Enfin, M. et Mme Reeves-Harris partirent.

Ainsi, M. Mirville cherchait un secrétaire ! Quelle belle position pour qui était dans l’obligation de gagner sa vie !…

« Si j’écrivais à M. Mirville, ce soir même, » se disait Éliane. « Cette pauvre Lucia ne peut vivre que quelques jours maintenant ; aussitôt qu’elle sera morte, je serai obligée de quitter cette maison. »

Un soupir s’échappa de la poitrine de la jeune fille à la pensée de quitter la maison du Docteur Stone… Pauvre Éliane !… Depuis assez longtemps, son cœur avait parlé : elle aimait le médecin… et la pensée de le quitter, de ne plus le revoir peut-être, mettait des larmes dans ses yeux.

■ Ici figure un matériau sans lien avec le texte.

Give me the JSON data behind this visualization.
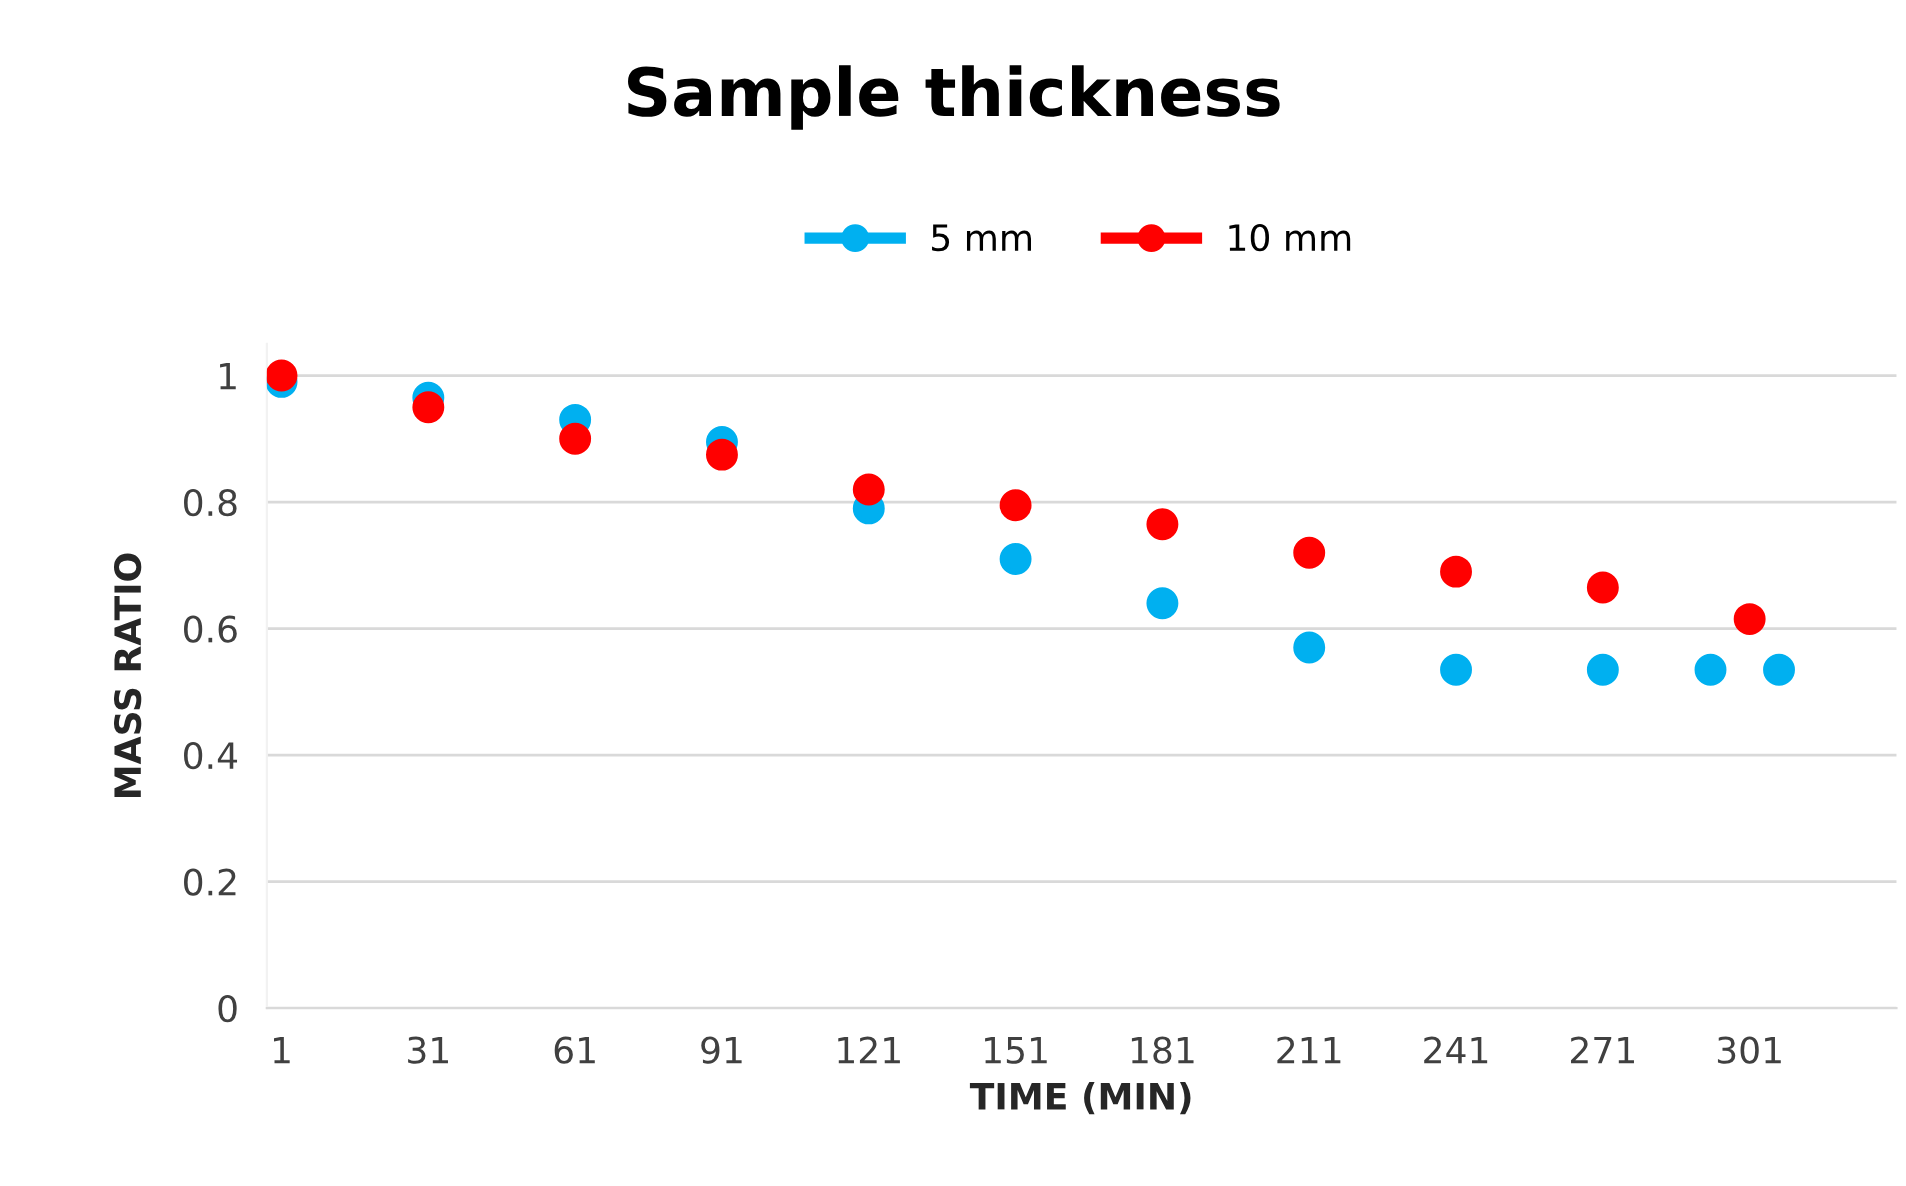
{
  "chart_data": {
    "type": "scatter",
    "title": "Sample thickness",
    "xlabel": "TIME (MIN)",
    "ylabel": "MASS RATIO",
    "series": [
      {
        "name": "5 mm",
        "color": "#00b0f0",
        "x": [
          1,
          31,
          61,
          91,
          121,
          151,
          181,
          211,
          241,
          271,
          293,
          307
        ],
        "values": [
          0.99,
          0.965,
          0.93,
          0.895,
          0.79,
          0.71,
          0.64,
          0.57,
          0.535,
          0.535,
          0.535,
          0.535
        ]
      },
      {
        "name": "10 mm",
        "color": "#ff0000",
        "x": [
          1,
          31,
          61,
          91,
          121,
          151,
          181,
          211,
          241,
          271,
          301
        ],
        "values": [
          1.0,
          0.95,
          0.9,
          0.875,
          0.82,
          0.795,
          0.765,
          0.72,
          0.69,
          0.665,
          0.615
        ]
      }
    ],
    "xlim": [
      -2,
      331
    ],
    "xticks": [
      1,
      31,
      61,
      91,
      121,
      151,
      181,
      211,
      241,
      271,
      301
    ],
    "ylim": [
      0,
      1.05
    ],
    "yticks": [
      0,
      0.2,
      0.4,
      0.6,
      0.8,
      1
    ],
    "grid": "y",
    "legend": "top",
    "marker": "circle"
  }
}
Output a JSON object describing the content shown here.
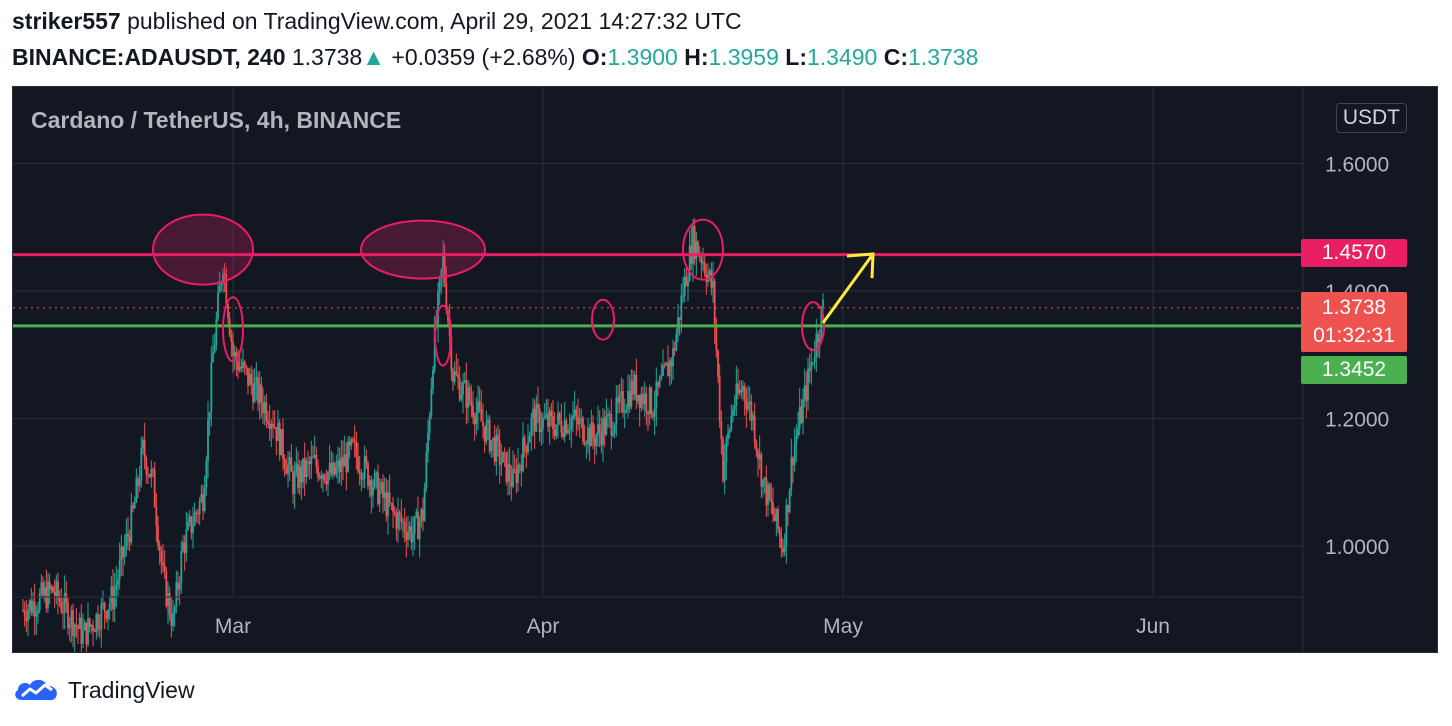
{
  "header": {
    "author": "striker557",
    "published_text": "published on TradingView.com, April 29, 2021 14:27:32 UTC",
    "symbol": "BINANCE:ADAUSDT, 240",
    "last": "1.3738",
    "change": "+0.0359 (+2.68%)",
    "o_label": "O:",
    "o_value": "1.3900",
    "h_label": "H:",
    "h_value": "1.3959",
    "l_label": "L:",
    "l_value": "1.3490",
    "c_label": "C:",
    "c_value": "1.3738"
  },
  "chart_data": {
    "type": "candlestick",
    "title": "Cardano / TetherUS, 4h, BINANCE",
    "unit": "USDT",
    "ylim": [
      0.92,
      1.72
    ],
    "y_ticks": [
      {
        "value": 1.6,
        "label": "1.6000"
      },
      {
        "value": 1.4,
        "label": "1.4000"
      },
      {
        "value": 1.2,
        "label": "1.2000"
      },
      {
        "value": 1.0,
        "label": "1.0000"
      }
    ],
    "x_labels": [
      "Mar",
      "Apr",
      "May",
      "Jun"
    ],
    "xlim": [
      "2021-02-07",
      "2021-06-16"
    ],
    "x_ticks": [
      "2021-03-01",
      "2021-04-01",
      "2021-05-01",
      "2021-06-01"
    ],
    "price_series": [
      [
        "2021-02-08",
        0.9
      ],
      [
        "2021-02-11",
        0.93
      ],
      [
        "2021-02-14",
        0.86
      ],
      [
        "2021-02-17",
        0.92
      ],
      [
        "2021-02-19",
        1.05
      ],
      [
        "2021-02-20",
        1.15
      ],
      [
        "2021-02-21",
        1.1
      ],
      [
        "2021-02-22",
        0.95
      ],
      [
        "2021-02-23",
        0.88
      ],
      [
        "2021-02-24",
        1.0
      ],
      [
        "2021-02-26",
        1.08
      ],
      [
        "2021-02-27",
        1.3
      ],
      [
        "2021-02-28",
        1.45
      ],
      [
        "2021-03-01",
        1.3
      ],
      [
        "2021-03-03",
        1.25
      ],
      [
        "2021-03-05",
        1.2
      ],
      [
        "2021-03-07",
        1.1
      ],
      [
        "2021-03-09",
        1.13
      ],
      [
        "2021-03-11",
        1.11
      ],
      [
        "2021-03-13",
        1.15
      ],
      [
        "2021-03-15",
        1.1
      ],
      [
        "2021-03-17",
        1.05
      ],
      [
        "2021-03-19",
        1.02
      ],
      [
        "2021-03-20",
        1.05
      ],
      [
        "2021-03-21",
        1.3
      ],
      [
        "2021-03-22",
        1.45
      ],
      [
        "2021-03-23",
        1.27
      ],
      [
        "2021-03-25",
        1.22
      ],
      [
        "2021-03-27",
        1.16
      ],
      [
        "2021-03-29",
        1.1
      ],
      [
        "2021-03-31",
        1.2
      ],
      [
        "2021-04-02",
        1.19
      ],
      [
        "2021-04-04",
        1.2
      ],
      [
        "2021-04-06",
        1.17
      ],
      [
        "2021-04-08",
        1.2
      ],
      [
        "2021-04-10",
        1.25
      ],
      [
        "2021-04-12",
        1.22
      ],
      [
        "2021-04-14",
        1.3
      ],
      [
        "2021-04-15",
        1.4
      ],
      [
        "2021-04-16",
        1.48
      ],
      [
        "2021-04-17",
        1.45
      ],
      [
        "2021-04-18",
        1.4
      ],
      [
        "2021-04-19",
        1.12
      ],
      [
        "2021-04-20",
        1.22
      ],
      [
        "2021-04-21",
        1.25
      ],
      [
        "2021-04-22",
        1.2
      ],
      [
        "2021-04-23",
        1.1
      ],
      [
        "2021-04-24",
        1.05
      ],
      [
        "2021-04-25",
        1.0
      ],
      [
        "2021-04-26",
        1.15
      ],
      [
        "2021-04-27",
        1.22
      ],
      [
        "2021-04-28",
        1.3
      ],
      [
        "2021-04-29",
        1.3738
      ]
    ],
    "levels": [
      {
        "label": "1.4570",
        "value": 1.457,
        "color": "#e91e63"
      },
      {
        "label": "1.3452",
        "value": 1.3452,
        "color": "#4caf50"
      }
    ],
    "last_price": {
      "label": "1.3738",
      "countdown": "01:32:31",
      "value": 1.3738,
      "color": "#ef5350"
    },
    "colors": {
      "up": "#26a69a",
      "down": "#ef5350",
      "background": "#131722",
      "grid": "#2a2e39",
      "arrow": "#ffeb3b"
    }
  },
  "footer": {
    "brand": "TradingView"
  }
}
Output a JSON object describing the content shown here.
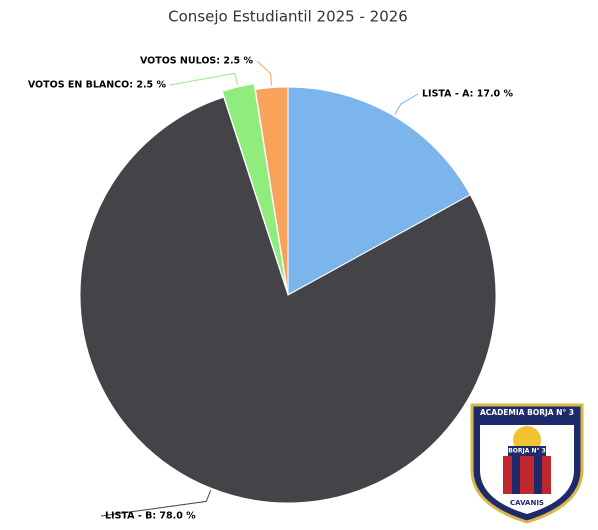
{
  "chart_data": {
    "type": "pie",
    "title": "Consejo Estudiantil 2025 - 2026",
    "categories": [
      "LISTA - A",
      "LISTA - B",
      "VOTOS EN BLANCO",
      "VOTOS NULOS"
    ],
    "values": [
      17.0,
      78.0,
      2.5,
      2.5
    ],
    "value_labels": [
      "LISTA - A: 17.0 %",
      "LISTA - B: 78.0 %",
      "VOTOS EN BLANCO: 2.5 %",
      "VOTOS NULOS: 2.5 %"
    ],
    "colors": [
      "#7cb5ec",
      "#434348",
      "#90ed7d",
      "#f7a35c"
    ]
  },
  "logo": {
    "top": "ACADEMIA BORJA N° 3",
    "middle": "BORJA N° 3",
    "bottom": "CAVANIS"
  }
}
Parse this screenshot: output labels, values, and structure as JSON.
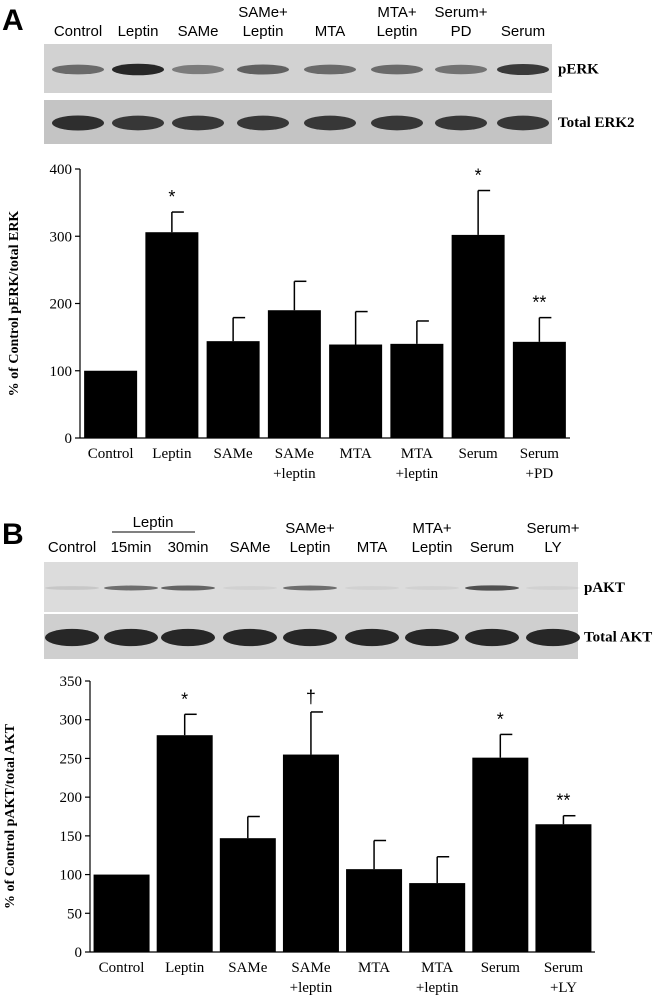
{
  "panels": [
    {
      "letter": "A",
      "blot": {
        "lanes": [
          [
            "Control"
          ],
          [
            "Leptin"
          ],
          [
            "SAMe"
          ],
          [
            "SAMe+",
            "Leptin"
          ],
          [
            "MTA"
          ],
          [
            "MTA+",
            "Leptin"
          ],
          [
            "Serum+",
            "PD"
          ],
          [
            "Serum"
          ]
        ],
        "bands": [
          {
            "label": "pERK",
            "intensity": [
              0.55,
              0.9,
              0.45,
              0.6,
              0.55,
              0.55,
              0.5,
              0.8
            ]
          },
          {
            "label": "Total ERK2",
            "intensity": [
              0.85,
              0.8,
              0.8,
              0.8,
              0.8,
              0.8,
              0.8,
              0.8
            ]
          }
        ]
      },
      "chart_data": {
        "type": "bar",
        "categories": [
          [
            "Control"
          ],
          [
            "Leptin"
          ],
          [
            "SAMe"
          ],
          [
            "SAMe",
            "+leptin"
          ],
          [
            "MTA"
          ],
          [
            "MTA",
            "+leptin"
          ],
          [
            "Serum"
          ],
          [
            "Serum",
            "+PD"
          ]
        ],
        "values": [
          100,
          306,
          144,
          190,
          139,
          140,
          302,
          143
        ],
        "errors": [
          0,
          30,
          35,
          43,
          49,
          34,
          66,
          36
        ],
        "annotations": [
          "",
          "*",
          "",
          "",
          "",
          "",
          "*",
          "**"
        ],
        "ylabel": "% of Control pERK/total ERK",
        "ylim": [
          0,
          400
        ],
        "yticks": [
          0,
          100,
          200,
          300,
          400
        ]
      }
    },
    {
      "letter": "B",
      "blot": {
        "group_label": "Leptin",
        "lanes": [
          [
            "Control"
          ],
          [
            "15min"
          ],
          [
            "30min"
          ],
          [
            "SAMe"
          ],
          [
            "SAMe+",
            "Leptin"
          ],
          [
            "MTA"
          ],
          [
            "MTA+",
            "Leptin"
          ],
          [
            "Serum"
          ],
          [
            "Serum+",
            "LY"
          ]
        ],
        "bands": [
          {
            "label": "pAKT",
            "intensity": [
              0.1,
              0.55,
              0.6,
              0.05,
              0.55,
              0.05,
              0.05,
              0.7,
              0.05
            ]
          },
          {
            "label": "Total AKT",
            "intensity": [
              0.9,
              0.9,
              0.9,
              0.9,
              0.9,
              0.9,
              0.9,
              0.9,
              0.9
            ]
          }
        ]
      },
      "chart_data": {
        "type": "bar",
        "categories": [
          [
            "Control"
          ],
          [
            "Leptin"
          ],
          [
            "SAMe"
          ],
          [
            "SAMe",
            "+leptin"
          ],
          [
            "MTA"
          ],
          [
            "MTA",
            "+leptin"
          ],
          [
            "Serum"
          ],
          [
            "Serum",
            "+LY"
          ]
        ],
        "values": [
          100,
          280,
          147,
          255,
          107,
          89,
          251,
          165
        ],
        "errors": [
          0,
          27,
          28,
          55,
          37,
          34,
          30,
          11
        ],
        "annotations": [
          "",
          "*",
          "",
          "†",
          "",
          "",
          "*",
          "**"
        ],
        "ylabel": "% of Control pAKT/total AKT",
        "ylim": [
          0,
          350
        ],
        "yticks": [
          0,
          50,
          100,
          150,
          200,
          250,
          300,
          350
        ]
      }
    }
  ]
}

Ce soir-là, Éliane écrivit à Yves Mirville, s’offrant comme secrétaire et lui disant qu’elle serait libre d’entrer en position sous peu. Elle ajoutait qu’elle expliquerait verbalement à Messieurs Mirville et Andréa la raison de son silence, depuis le jour où elle s’était arrêtée à la villa Andréa, en compagnie de M. Castello et de sa sœur, puis elle signa :

« Éliane, qui n’a pas oublié un instant vos bontés, malgré son silence. »

Deux jours plus tard, le courrier apportait à Éliane la réponse attendue :

    « Quel bonheur, ma chère enfant, » écrivait Yves Mirville, « d’avoir eu de vos nouvelles enfin ! Nous en sommes fous de joie, mon ami M. Andréa et moi… C’est que nous vous avons tant cherchée !…
    Oui, venez aussitôt que vous le pourrez ; votre emploi vous attend et vous serez heureuse ici, je vous le promets… Mon ami et moi, nous vous aimerons comme notre fille.
    Mme Duponth, notre ménagère, est à préparer les pièces que nous allons mettre à votre disposition ;
cette bonne Mme Duponth se souvient bien de vous, et sa joie, à la pensée que vous allez venir demeurer avec nous à la villa Andréa, est bien grande, à elle aussi.
    Venez, Éliane ; nous vous attendons, cœurs et bras ouverts.
    Croyez à ma paternelle affection.
Y. Mirville.»

Des larmes coulèrent sur les joues d’Éliane en lisant cette affectueuse lettre… Qu’il était bon le Dieu qui avait mis ces deux braves cœurs sur sa route !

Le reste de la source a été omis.